Monetary and non-monetary incentives cause individuals to change their behaviour. In the novel setting of boat racing where men and women compete in the same conditions, the unique data allowed us to scrutinize how non-monetary incentives lead to different outcomes between men and women. Our main research interest was to analyse how racers’ physical attractiveness gives bettors a non-monetary incentive to wager and how racers react to the expectation from bettors when the rewards of winning do not depend on their odds ratio (expectation). The major findings through the fixed-effects IV estimations were as follows. (1) Bettors were likely to wager on racers who were more attractive than their competitors. (2) Men racers displayed better performance as a larger number of bettors wager on them. However, this tendency was not observed for women racers. Thus, an implication is that men have a greater incentive to win even if their rewards are the same, as a larger number of bettors would suffer loss and be disappointed unless the racers win.

Men racers have a motivation to avoid the bettors’ loss and disappointment. In other words, men racers attempt to satisfy the bettors who bet on them, which in turn increase racers’ own utility. Thus, fans’ and supporters’ utility in included in men racers’ utility. This mechanism generates the expectation-enhancing effects of physical attractiveness. Meanwhile, apart from this effect, women racers tend to feel larger social pressure, which deters them from improving their performance. Males are more likely than females to show their real ability in more competitive environments (Gneezy et al. 2003).

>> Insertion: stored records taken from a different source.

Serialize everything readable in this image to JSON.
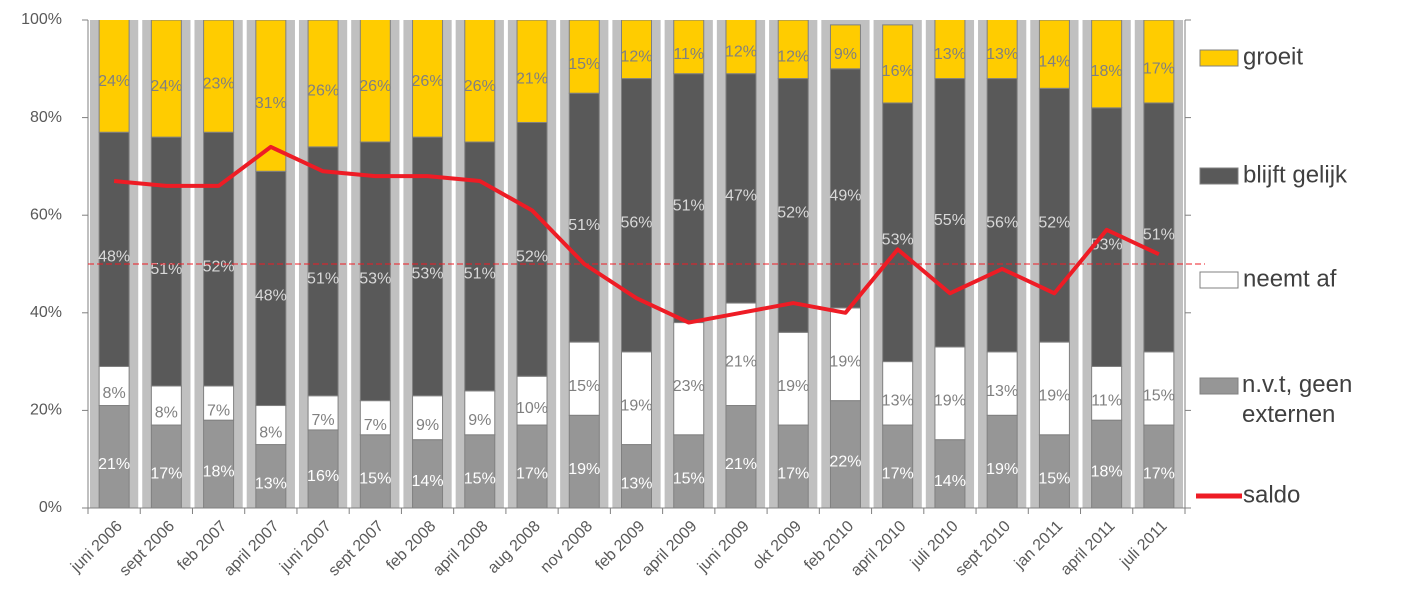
{
  "chart_data": {
    "type": "bar",
    "stacked": true,
    "categories": [
      "juni 2006",
      "sept 2006",
      "feb 2007",
      "april 2007",
      "juni 2007",
      "sept 2007",
      "feb 2008",
      "april 2008",
      "aug 2008",
      "nov 2008",
      "feb 2009",
      "april 2009",
      "juni 2009",
      "okt 2009",
      "feb 2010",
      "april 2010",
      "juli 2010",
      "sept 2010",
      "jan 2011",
      "april 2011",
      "juli 2011"
    ],
    "series": [
      {
        "name": "n.v.t, geen externen",
        "color": "#969696",
        "values": [
          21,
          17,
          18,
          13,
          16,
          15,
          14,
          15,
          17,
          19,
          13,
          15,
          21,
          17,
          22,
          17,
          14,
          19,
          15,
          18,
          17
        ],
        "value_labels": [
          "21%",
          "17%",
          "18%",
          "13%",
          "16%",
          "15%",
          "14%",
          "15%",
          "17%",
          "19%",
          "13%",
          "15%",
          "21%",
          "17%",
          "22%",
          "17%",
          "14%",
          "19%",
          "15%",
          "18%",
          "17%"
        ]
      },
      {
        "name": "neemt af",
        "color": "#ffffff",
        "values": [
          8,
          8,
          7,
          8,
          7,
          7,
          9,
          9,
          10,
          15,
          19,
          23,
          21,
          19,
          19,
          13,
          19,
          13,
          19,
          11,
          15
        ],
        "value_labels": [
          "8%",
          "8%",
          "7%",
          "8%",
          "7%",
          "7%",
          "9%",
          "9%",
          "10%",
          "15%",
          "19%",
          "23%",
          "21%",
          "19%",
          "19%",
          "13%",
          "19%",
          "13%",
          "19%",
          "11%",
          "15%"
        ]
      },
      {
        "name": "blijft gelijk",
        "color": "#595959",
        "values": [
          48,
          51,
          52,
          48,
          51,
          53,
          53,
          51,
          52,
          51,
          56,
          51,
          47,
          52,
          49,
          53,
          55,
          56,
          52,
          53,
          51
        ],
        "value_labels": [
          "48%",
          "51%",
          "52%",
          "48%",
          "51%",
          "53%",
          "53%",
          "51%",
          "52%",
          "51%",
          "56%",
          "51%",
          "47%",
          "52%",
          "49%",
          "53%",
          "55%",
          "56%",
          "52%",
          "53%",
          "51%"
        ]
      },
      {
        "name": "groeit",
        "color": "#ffcc00",
        "values": [
          24,
          24,
          23,
          31,
          26,
          26,
          26,
          26,
          21,
          15,
          12,
          11,
          12,
          12,
          9,
          16,
          13,
          13,
          14,
          18,
          17
        ],
        "value_labels": [
          "24%",
          "24%",
          "23%",
          "31%",
          "26%",
          "26%",
          "26%",
          "26%",
          "21%",
          "15%",
          "12%",
          "11%",
          "12%",
          "12%",
          "9%",
          "16%",
          "13%",
          "13%",
          "14%",
          "18%",
          "17%"
        ]
      },
      {
        "name": "saldo",
        "type": "line",
        "color": "#ee1c25",
        "values": [
          67,
          66,
          66,
          74,
          69,
          68,
          68,
          67,
          61,
          50,
          43,
          38,
          40,
          42,
          40,
          53,
          44,
          49,
          44,
          57,
          52
        ]
      }
    ],
    "ylim": [
      0,
      100
    ],
    "yticks": [
      {
        "value": 0,
        "label": "0%"
      },
      {
        "value": 20,
        "label": "20%"
      },
      {
        "value": 40,
        "label": "40%"
      },
      {
        "value": 60,
        "label": "60%"
      },
      {
        "value": 80,
        "label": "80%"
      },
      {
        "value": 100,
        "label": "100%"
      }
    ],
    "reference_line": 50,
    "reference_color": "#ee1c25",
    "legend": "right"
  }
}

We can interpret this in line with our findings as showing that the expectations of others give males a greater incentive to demonstrate their maximum ability.

Finally, the remaining issues need to be addressed. That the effect of popularity on female racer’s performance was “not significant” did not necessarily mean that the effect is weak for female racers. Hence, to be precise, the gender gap of the expectation-enhancing effects was only a possibility that was not supported by the evidence. To provide evidence of a gender gap, it is necessary to statistically test the null hypothesis that the coefficients of the popularity measures are equal. However, there are difficulties in testing the hypothesis. Some results using the women’s sample did not show the validity of IV; therefore, results of the fixed-effects IV may not be as reliable as those using the men’s sample. Unbiased results can be obtained by using an appropriate experimental method for dealing with endogeneity bias. Furthermore, it would be worthwhile comparing the size of the fans’ expectation effect in the present study with that of other studies; however, limitations in our study prevented our doing so. We hope that future research will explore these issues further.